The key is how you choose to classify that memory. Is it a seed of bitterness that grows against that person? Is it a  sense of frustration with failure that hobbles you going forward? Or will you choose to use the incident as a lesson that not only helps you to maintain appropriate humility — a recognition of your own human fallibility — but aids you in future encounters to avoid similar mistakes, or to adapt to the chaotic nature of human relationships?

If you’re committed to your ideas as the best way to live a joyful, purposeful, life, and to produce a happy society, then you’ll choose the latter approach.

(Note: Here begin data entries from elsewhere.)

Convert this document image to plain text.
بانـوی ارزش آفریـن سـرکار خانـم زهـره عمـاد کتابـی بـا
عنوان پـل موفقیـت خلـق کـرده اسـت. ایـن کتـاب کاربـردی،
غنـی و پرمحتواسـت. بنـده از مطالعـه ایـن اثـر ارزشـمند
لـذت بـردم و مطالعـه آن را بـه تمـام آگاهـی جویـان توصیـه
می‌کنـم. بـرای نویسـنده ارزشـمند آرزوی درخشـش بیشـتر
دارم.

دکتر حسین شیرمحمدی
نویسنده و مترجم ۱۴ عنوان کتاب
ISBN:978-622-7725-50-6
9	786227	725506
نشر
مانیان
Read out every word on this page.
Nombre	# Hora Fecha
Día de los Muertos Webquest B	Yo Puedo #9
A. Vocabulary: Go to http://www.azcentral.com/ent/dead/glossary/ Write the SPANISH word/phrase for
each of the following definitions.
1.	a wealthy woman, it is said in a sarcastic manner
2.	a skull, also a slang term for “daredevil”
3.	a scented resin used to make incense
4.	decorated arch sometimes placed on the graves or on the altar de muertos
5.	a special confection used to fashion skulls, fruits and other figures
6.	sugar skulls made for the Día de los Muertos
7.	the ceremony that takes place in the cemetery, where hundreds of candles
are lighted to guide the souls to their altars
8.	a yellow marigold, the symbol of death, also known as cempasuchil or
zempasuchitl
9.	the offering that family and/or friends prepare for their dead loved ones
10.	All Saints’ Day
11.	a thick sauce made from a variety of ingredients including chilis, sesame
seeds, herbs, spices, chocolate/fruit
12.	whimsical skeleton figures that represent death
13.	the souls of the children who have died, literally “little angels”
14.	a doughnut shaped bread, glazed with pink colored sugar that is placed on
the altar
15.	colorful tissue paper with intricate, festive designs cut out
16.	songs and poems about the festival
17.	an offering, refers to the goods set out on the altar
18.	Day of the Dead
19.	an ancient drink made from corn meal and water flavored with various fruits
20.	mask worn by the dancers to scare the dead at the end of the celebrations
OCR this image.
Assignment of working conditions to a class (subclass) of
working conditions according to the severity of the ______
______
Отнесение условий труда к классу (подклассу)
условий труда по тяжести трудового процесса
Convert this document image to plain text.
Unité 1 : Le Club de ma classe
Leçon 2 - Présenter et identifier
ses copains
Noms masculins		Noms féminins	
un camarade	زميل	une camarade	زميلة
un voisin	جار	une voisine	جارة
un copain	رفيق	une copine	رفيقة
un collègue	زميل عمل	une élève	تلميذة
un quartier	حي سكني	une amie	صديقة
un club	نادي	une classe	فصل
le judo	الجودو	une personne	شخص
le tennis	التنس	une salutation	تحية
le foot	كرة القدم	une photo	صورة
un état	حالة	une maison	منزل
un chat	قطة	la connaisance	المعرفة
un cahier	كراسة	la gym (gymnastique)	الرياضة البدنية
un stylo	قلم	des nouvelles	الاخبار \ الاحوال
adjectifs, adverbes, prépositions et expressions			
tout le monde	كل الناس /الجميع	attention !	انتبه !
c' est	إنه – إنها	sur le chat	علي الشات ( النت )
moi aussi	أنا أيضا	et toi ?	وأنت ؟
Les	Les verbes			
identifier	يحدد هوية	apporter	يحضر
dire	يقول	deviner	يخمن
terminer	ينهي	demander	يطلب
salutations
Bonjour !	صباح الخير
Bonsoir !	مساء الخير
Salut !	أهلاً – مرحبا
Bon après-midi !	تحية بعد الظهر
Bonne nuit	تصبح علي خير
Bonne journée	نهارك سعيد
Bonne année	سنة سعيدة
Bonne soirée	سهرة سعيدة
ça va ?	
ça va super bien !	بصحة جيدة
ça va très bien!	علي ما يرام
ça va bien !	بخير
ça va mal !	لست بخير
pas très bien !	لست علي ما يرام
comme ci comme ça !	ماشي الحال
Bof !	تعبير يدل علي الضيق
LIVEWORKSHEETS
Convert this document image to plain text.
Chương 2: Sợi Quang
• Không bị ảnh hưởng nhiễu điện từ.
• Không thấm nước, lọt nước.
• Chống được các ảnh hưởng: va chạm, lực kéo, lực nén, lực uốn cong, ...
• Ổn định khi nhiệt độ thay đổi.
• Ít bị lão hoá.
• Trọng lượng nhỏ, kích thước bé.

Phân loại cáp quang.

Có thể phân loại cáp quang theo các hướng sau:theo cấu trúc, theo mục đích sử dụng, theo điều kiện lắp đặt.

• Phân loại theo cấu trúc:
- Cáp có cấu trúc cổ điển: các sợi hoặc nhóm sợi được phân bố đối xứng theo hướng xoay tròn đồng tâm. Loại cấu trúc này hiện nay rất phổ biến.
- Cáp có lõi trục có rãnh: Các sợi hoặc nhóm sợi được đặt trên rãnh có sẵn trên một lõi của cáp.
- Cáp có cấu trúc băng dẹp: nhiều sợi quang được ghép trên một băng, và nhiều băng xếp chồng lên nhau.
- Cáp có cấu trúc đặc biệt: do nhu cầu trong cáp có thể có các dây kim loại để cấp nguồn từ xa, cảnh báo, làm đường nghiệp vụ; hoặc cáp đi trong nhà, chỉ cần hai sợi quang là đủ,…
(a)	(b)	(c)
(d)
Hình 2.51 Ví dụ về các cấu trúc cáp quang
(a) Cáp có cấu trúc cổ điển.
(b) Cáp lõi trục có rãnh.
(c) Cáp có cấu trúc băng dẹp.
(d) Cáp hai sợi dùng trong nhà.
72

In fact, you may eventually come to appreciate such encounters for the value they provide to your character development and education. If it were possible, you might be willing to pay tuition for such learning. Seriously.

We must learn how to “not take it personally,” and yet to remain personal in our interactions with others. That’s because our instinct, once bitten, will be to withdraw, and avoid developing new relationships. We’ve been hurt, and the lesson we take from the pain is to avoid such situations. I’m suggesting the lesson is to change your approach, and to re-interpret the “failures” as valuable lessons which spark gratitude, rather than bitterness.

When you see life this way, you avoid burning bridges, and you keep doors open for later relationship development. The person who rejects you today, and ignores you tomorrow, may embrace you some day. Then  you’ll both share funny stories about how your relationship got off to such a rocky start.

See that moment now, in your mind’s eye, and it will help carry you through the mess of reality.

To paraphrase the popular meme, “Keep calm and WinSome on.”